If you were Netflix or the co-directors, why wouldn’t you withhold pertinent prosecutorial evidence to fit your narrative? You would want more viewership and skepticism as evidenced by the recently announced and upcoming second season.

So without further ado, here are only some examples of the prosecutorial evidence withheld from Making a Murderer:

–Upon release from prison, a prosecutor warned the judge that despite Avery’s obvious innocence due to newly-advanced DNA science, he is undoubtedly a very violent man and will persist again given his behavior in prison.  The judge responded that you couldn’t convict someone on what they might do.

 

–The puncture from Avery’s vial from 1985 is actually quite common and nowhere in the documentary do they say this.

 

–The discussion of Avery’s alleged rape and torture of Halbach was not allowed during the trial because the judge ruled in the defense’s favor in burying the nephew’s confession.

 

–DNA, Avery’s blood, was found on the hood latch of Teresa’s car, but no fingerprints because the theory is that he took his sweaty gloves off to do this.

 

–Part of Avery’s past — classic psychopathic tendencies — included animal cruelty.  Avery apparently doused a cat in oil and threw it on a bonfire, which is how they found Halbach’s remains behind his house.  Her desecrated bones were found in a bonfire the same night as her murder behind his place.

 

–Avery’s prior criminal history included holding a person at gunpoint.

 

–Halbach had complained to her boss that she did not want to see Avery anymore even though he would call the Auto Trader constantly requesting her specifically to come see him.  Clearly, he had an obsession with her.

 

–The day that Halbach went missing, Avery called her several times from a different number to hide his identity.

 

–The bullet fragment taken from Avery’s garage unequivocally had Halbach’s DNA on it and it had “always hung above his bed.”

 

–Dassey in his statement, although clearly dimwitted and taken advantage of, specifically said, without leading by the detectives, that he and Avery moved Halbach’s RAV4 to the junkyard and they had both lifted the hood and removed the battery connection.  That is where Avery’s blood was found on the car.

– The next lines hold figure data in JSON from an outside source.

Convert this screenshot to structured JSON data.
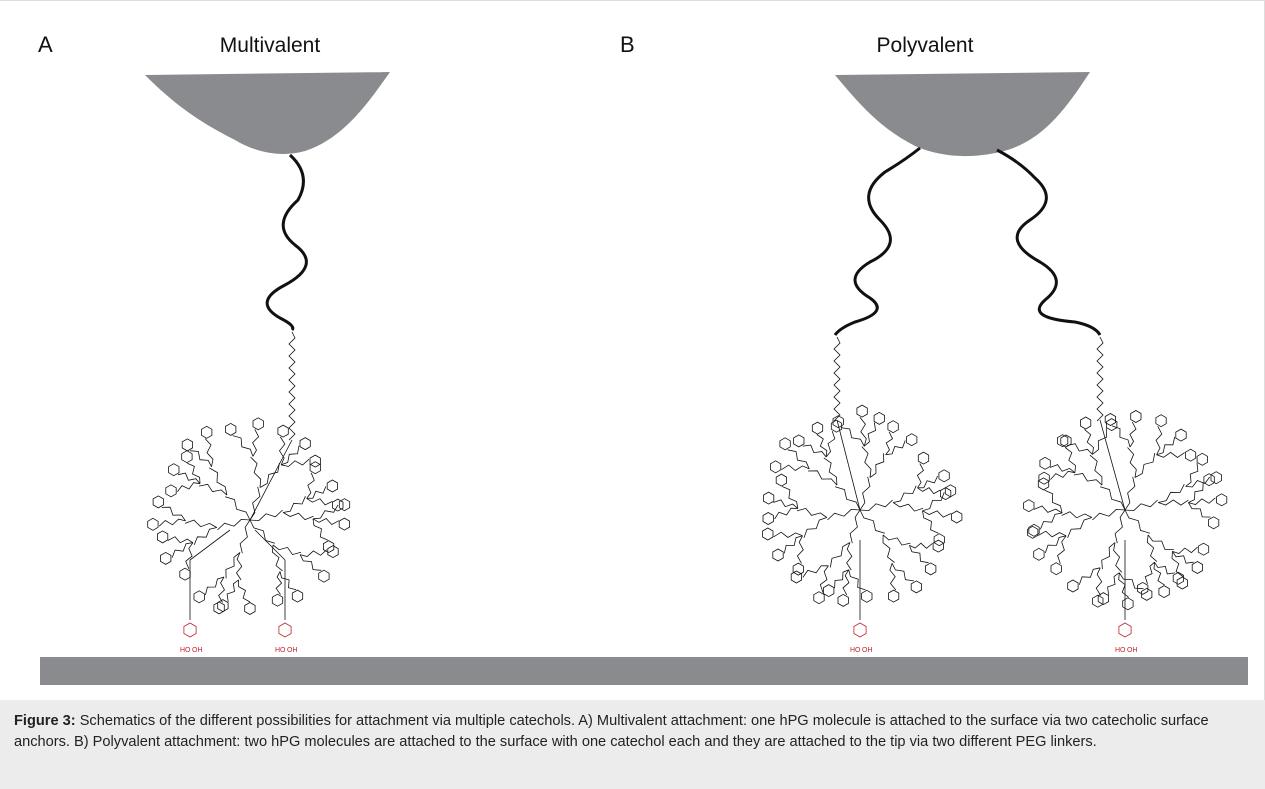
{
  "panels": [
    {
      "label": "A",
      "title": "Multivalent",
      "anchor_labels": [
        "HO",
        "OH",
        "HO",
        "OH"
      ]
    },
    {
      "label": "B",
      "title": "Polyvalent",
      "anchor_labels": [
        "HO",
        "OH",
        "HO",
        "OH"
      ]
    }
  ],
  "caption": {
    "label": "Figure 3:",
    "text": "Schematics of the different possibilities for attachment via multiple catechols. A) Multivalent attachment: one hPG molecule is attached to the surface via two catecholic surface anchors. B) Polyvalent attachment: two hPG molecules are attached to the surface with one catechol each and they are attached to the tip via two different PEG linkers."
  }
}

The trial lasted 6 weeks and produced almost 240 hours of footage.  What was shown in Making a Murderer lasted approximately 3 hours.

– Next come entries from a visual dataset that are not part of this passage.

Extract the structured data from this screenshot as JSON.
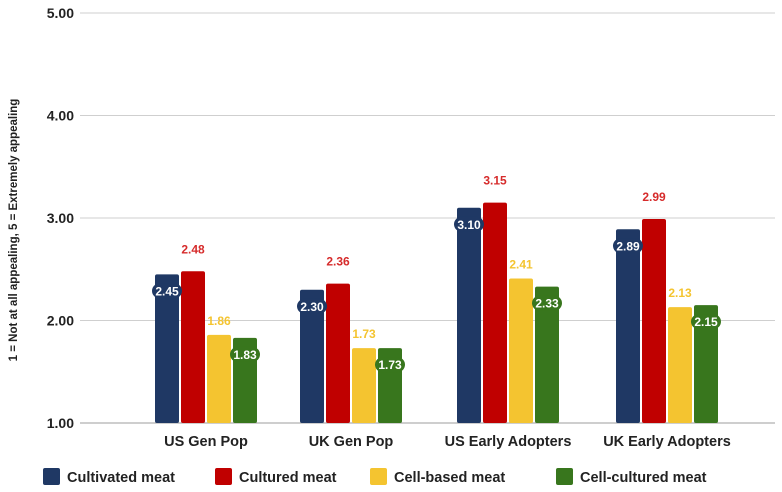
{
  "chart_data": {
    "type": "bar",
    "title": "",
    "xlabel": "",
    "ylabel": "1 = Not at all appealing, 5 = Extremely appealing",
    "ylim": [
      1,
      5
    ],
    "yticks": [
      "1.00",
      "2.00",
      "3.00",
      "4.00",
      "5.00"
    ],
    "grid": true,
    "legend_position": "bottom",
    "categories": [
      "US Gen Pop",
      "UK Gen Pop",
      "US Early Adopters",
      "UK Early Adopters"
    ],
    "series": [
      {
        "name": "Cultivated meat",
        "color": "#1f3864",
        "label_color": "#ffffff",
        "label_style": "inside-badge",
        "values": [
          2.45,
          2.3,
          3.1,
          2.89
        ],
        "labels": [
          "2.45",
          "2.30",
          "3.10",
          "2.89"
        ]
      },
      {
        "name": "Cultured meat",
        "color": "#c00000",
        "label_color": "#d62b2b",
        "label_style": "above",
        "values": [
          2.48,
          2.36,
          3.15,
          2.99
        ],
        "labels": [
          "2.48",
          "2.36",
          "3.15",
          "2.99"
        ]
      },
      {
        "name": "Cell-based meat",
        "color": "#f4c430",
        "label_color": "#f4c430",
        "label_style": "above",
        "values": [
          1.86,
          1.73,
          2.41,
          2.13
        ],
        "labels": [
          "1.86",
          "1.73",
          "2.41",
          "2.13"
        ]
      },
      {
        "name": "Cell-cultured meat",
        "color": "#38761d",
        "label_color": "#ffffff",
        "label_style": "inside-badge",
        "values": [
          1.83,
          1.73,
          2.33,
          2.15
        ],
        "labels": [
          "1.83",
          "1.73",
          "2.33",
          "2.15"
        ]
      }
    ]
  }
}
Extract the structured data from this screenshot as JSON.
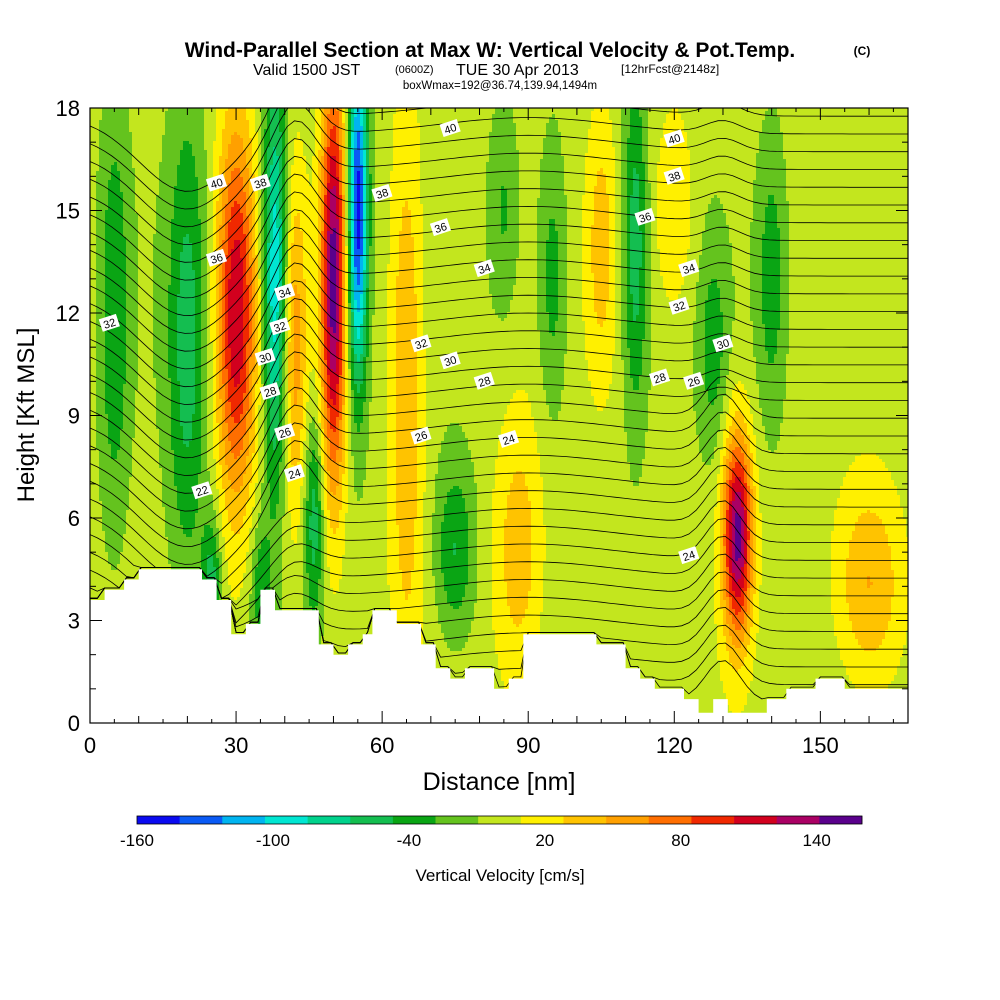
{
  "chart_data": {
    "type": "heatmap",
    "title": "Wind-Parallel Section at Max W: Vertical Velocity & Pot.Temp.",
    "title_mark": "(C)",
    "subtitle": {
      "valid_label": "Valid 1500 JST",
      "utc": "(0600Z)",
      "date": "TUE 30 Apr 2013",
      "forecast": "[12hrFcst@2148z]"
    },
    "info": "boxWmax=192@36.74,139.94,1494m",
    "xlabel": "Distance [nm]",
    "ylabel": "Height [Kft MSL]",
    "xlim": [
      0,
      168
    ],
    "ylim": [
      0,
      18
    ],
    "x_ticks": [
      "0",
      "30",
      "60",
      "90",
      "120",
      "150"
    ],
    "x_tick_values": [
      0,
      30,
      60,
      90,
      120,
      150
    ],
    "y_ticks": [
      "0",
      "3",
      "6",
      "9",
      "12",
      "15",
      "18"
    ],
    "y_tick_values": [
      0,
      3,
      6,
      9,
      12,
      15,
      18
    ],
    "colorbar": {
      "label": "Vertical Velocity [cm/s]",
      "tick_labels": [
        "-160",
        "-100",
        "-40",
        "20",
        "80",
        "140"
      ],
      "tick_values": [
        -160,
        -100,
        -40,
        20,
        80,
        140
      ],
      "levels": [
        -160,
        -140,
        -120,
        -100,
        -80,
        -60,
        -40,
        -20,
        0,
        20,
        40,
        60,
        80,
        100,
        120,
        140,
        160
      ],
      "colors": [
        "#0a0af0",
        "#0a5af5",
        "#00b4f0",
        "#00e6d2",
        "#00d28c",
        "#14be50",
        "#0aa514",
        "#64c31e",
        "#c3e61e",
        "#fff000",
        "#ffc300",
        "#ffa000",
        "#ff6e00",
        "#f02800",
        "#d2001e",
        "#aa0064",
        "#5a008c"
      ]
    },
    "terrain": {
      "color": "#ffffff",
      "x": [
        0,
        3,
        3,
        7,
        7,
        10,
        10,
        23,
        23,
        26,
        26,
        29,
        29,
        32,
        32,
        35,
        35,
        38,
        38,
        47,
        47,
        50,
        50,
        53,
        53,
        56,
        56,
        58,
        58,
        63,
        63,
        68,
        68,
        71,
        71,
        74,
        74,
        77,
        77,
        83,
        83,
        86,
        86,
        89,
        89,
        104,
        104,
        110,
        110,
        113,
        113,
        116,
        116,
        122,
        122,
        125,
        125,
        128,
        128,
        131,
        131,
        139,
        139,
        143,
        143,
        149,
        149,
        155,
        155,
        168
      ],
      "y": [
        3.6,
        3.6,
        3.9,
        3.9,
        4.2,
        4.2,
        4.5,
        4.5,
        4.2,
        4.2,
        3.6,
        3.6,
        2.6,
        2.6,
        2.9,
        2.9,
        3.9,
        3.9,
        3.3,
        3.3,
        2.3,
        2.3,
        2.0,
        2.0,
        2.3,
        2.3,
        2.6,
        2.6,
        3.3,
        3.3,
        2.9,
        2.9,
        2.3,
        2.3,
        1.6,
        1.6,
        1.3,
        1.3,
        1.6,
        1.6,
        1.0,
        1.0,
        1.3,
        1.3,
        2.6,
        2.6,
        2.3,
        2.3,
        1.6,
        1.6,
        1.3,
        1.3,
        1.0,
        1.0,
        0.7,
        0.7,
        0.3,
        0.3,
        0.7,
        0.7,
        0.3,
        0.3,
        0.7,
        0.7,
        1.0,
        1.0,
        1.3,
        1.3,
        1.0,
        1.0
      ]
    },
    "updrafts": [
      {
        "x": 30,
        "width": 4,
        "z_center": 12,
        "z_spread": 5.5,
        "value": 130
      },
      {
        "x": 50,
        "width": 2.5,
        "z_center": 13,
        "z_spread": 6,
        "value": 160
      },
      {
        "x": 42,
        "width": 2.5,
        "z_center": 11,
        "z_spread": 5,
        "value": 60
      },
      {
        "x": 65,
        "width": 3.5,
        "z_center": 10,
        "z_spread": 8,
        "value": 55
      },
      {
        "x": 88,
        "width": 5,
        "z_center": 5,
        "z_spread": 4,
        "value": 45
      },
      {
        "x": 105,
        "width": 3,
        "z_center": 14,
        "z_spread": 4,
        "value": 40
      },
      {
        "x": 133,
        "width": 3,
        "z_center": 5.5,
        "z_spread": 3,
        "value": 160
      },
      {
        "x": 160,
        "width": 7,
        "z_center": 4,
        "z_spread": 3,
        "value": 55
      },
      {
        "x": 120,
        "width": 4,
        "z_center": 15,
        "z_spread": 3,
        "value": 35
      }
    ],
    "downdrafts": [
      {
        "x": 38,
        "width": 2.5,
        "z_center": 13,
        "z_spread": 6,
        "value": -110
      },
      {
        "x": 55,
        "width": 2,
        "z_center": 15,
        "z_spread": 5,
        "value": -160
      },
      {
        "x": 20,
        "width": 4,
        "z_center": 11,
        "z_spread": 7,
        "value": -55
      },
      {
        "x": 5,
        "width": 3,
        "z_center": 12,
        "z_spread": 6,
        "value": -45
      },
      {
        "x": 46,
        "width": 2,
        "z_center": 6,
        "z_spread": 3,
        "value": -60
      },
      {
        "x": 75,
        "width": 4,
        "z_center": 5,
        "z_spread": 2.5,
        "value": -50
      },
      {
        "x": 112,
        "width": 2.5,
        "z_center": 14,
        "z_spread": 5,
        "value": -60
      },
      {
        "x": 95,
        "width": 3,
        "z_center": 13,
        "z_spread": 4,
        "value": -40
      },
      {
        "x": 140,
        "width": 3,
        "z_center": 13,
        "z_spread": 4,
        "value": -40
      },
      {
        "x": 128,
        "width": 3,
        "z_center": 11,
        "z_spread": 3,
        "value": -35
      },
      {
        "x": 25,
        "width": 2,
        "z_center": 4,
        "z_spread": 2,
        "value": -60
      },
      {
        "x": 35,
        "width": 2,
        "z_center": 4,
        "z_spread": 2,
        "value": -40
      },
      {
        "x": 85,
        "width": 3,
        "z_center": 15,
        "z_spread": 3,
        "value": -30
      }
    ],
    "isentropes": {
      "label_values": [
        "40",
        "38",
        "36",
        "34",
        "32",
        "30",
        "28",
        "26",
        "24",
        "22"
      ],
      "labels": [
        {
          "text": "40",
          "x": 26,
          "z": 15.8
        },
        {
          "text": "38",
          "x": 35,
          "z": 15.8
        },
        {
          "text": "36",
          "x": 26,
          "z": 13.6
        },
        {
          "text": "34",
          "x": 40,
          "z": 12.6
        },
        {
          "text": "32",
          "x": 39,
          "z": 11.6
        },
        {
          "text": "32",
          "x": 4,
          "z": 11.7
        },
        {
          "text": "30",
          "x": 36,
          "z": 10.7
        },
        {
          "text": "28",
          "x": 37,
          "z": 9.7
        },
        {
          "text": "26",
          "x": 40,
          "z": 8.5
        },
        {
          "text": "24",
          "x": 42,
          "z": 7.3
        },
        {
          "text": "22",
          "x": 23,
          "z": 6.8
        },
        {
          "text": "40",
          "x": 74,
          "z": 17.4
        },
        {
          "text": "38",
          "x": 60,
          "z": 15.5
        },
        {
          "text": "36",
          "x": 72,
          "z": 14.5
        },
        {
          "text": "34",
          "x": 81,
          "z": 13.3
        },
        {
          "text": "32",
          "x": 68,
          "z": 11.1
        },
        {
          "text": "30",
          "x": 74,
          "z": 10.6
        },
        {
          "text": "28",
          "x": 81,
          "z": 10.0
        },
        {
          "text": "26",
          "x": 68,
          "z": 8.4
        },
        {
          "text": "24",
          "x": 86,
          "z": 8.3
        },
        {
          "text": "40",
          "x": 120,
          "z": 17.1
        },
        {
          "text": "38",
          "x": 120,
          "z": 16.0
        },
        {
          "text": "36",
          "x": 114,
          "z": 14.8
        },
        {
          "text": "34",
          "x": 123,
          "z": 13.3
        },
        {
          "text": "32",
          "x": 121,
          "z": 12.2
        },
        {
          "text": "30",
          "x": 130,
          "z": 11.1
        },
        {
          "text": "28",
          "x": 117,
          "z": 10.1
        },
        {
          "text": "26",
          "x": 124,
          "z": 10.0
        },
        {
          "text": "24",
          "x": 123,
          "z": 4.9
        }
      ]
    }
  }
}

Halbach’s aunt commented on the documentary by saying:

“Not even close to what really happened. Everybody has their own side of a story. That is the Avery family’s side of the story. I wouldn’t expect it to be different. They think he is innocent. I am not surprised. I am surprised that someone would put that together in that way and have it [be] one-sided.” She added that Avery is “100 percent guilty. No doubt about it.”

At one point in the documentary series, in the heartbreaking seemingly unjust finale where Avery had been sentenced and time had passed, Avery’s lawyer, Dean Strang, said that he genuinely hoped that Avery was guilty because the thought of an innocent man doing two sentences for something he didn’t do made him sick to his stomach.

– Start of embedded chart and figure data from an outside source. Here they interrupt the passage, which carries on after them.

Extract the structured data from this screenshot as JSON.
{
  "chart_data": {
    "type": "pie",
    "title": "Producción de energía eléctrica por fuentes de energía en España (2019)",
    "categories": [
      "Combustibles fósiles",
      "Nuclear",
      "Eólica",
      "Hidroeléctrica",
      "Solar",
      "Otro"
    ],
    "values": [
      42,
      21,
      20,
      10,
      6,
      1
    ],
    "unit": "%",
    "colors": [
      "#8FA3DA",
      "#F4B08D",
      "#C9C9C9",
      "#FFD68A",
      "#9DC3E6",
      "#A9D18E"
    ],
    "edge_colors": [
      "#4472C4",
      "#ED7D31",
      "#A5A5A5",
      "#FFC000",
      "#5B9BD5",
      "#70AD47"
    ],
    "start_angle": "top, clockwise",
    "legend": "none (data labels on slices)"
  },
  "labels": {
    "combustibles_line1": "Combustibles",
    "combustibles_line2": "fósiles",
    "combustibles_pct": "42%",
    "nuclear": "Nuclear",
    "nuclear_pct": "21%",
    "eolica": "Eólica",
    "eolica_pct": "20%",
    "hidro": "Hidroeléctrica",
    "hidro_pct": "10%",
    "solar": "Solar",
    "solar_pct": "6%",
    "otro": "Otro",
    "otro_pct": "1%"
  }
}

Tell me, would a very prominent defense attorney say something like that about their client if they weren’t positive about their client’s innocence?

Do you know the extent of how editing works?  Editing is what really shapes a film.

To give you a perfect example of how editing can alter a film’s overall shape, ask any of the few hundred people that saw Suicide Squad a month before its theatrical release, because they will all tell you it was a completely different and much better movie.

Now consider rookie filmmakers Ricciardi and Demos fighting for the kind of acclaim that the brilliant The Thin Blue Line received — and the astounding viewership numbers that Netflix received for Making a Murderer and what that would mean to their business, especially being given the green light on a second season.

I’m not saying that both colluded to weave a deceptive narrative to you, but both Ricciardi and Demos were doing it for glory, or Netflix was doing it for viewership, or both.

It’s hard to tell at this point who had the money and who had the idea.

And finally, let’s bring back the “power of film” theme because these filmmakers fooled 400,000 people into signing a petition to the POTUS that had no control over the matter anyway.  How ironic.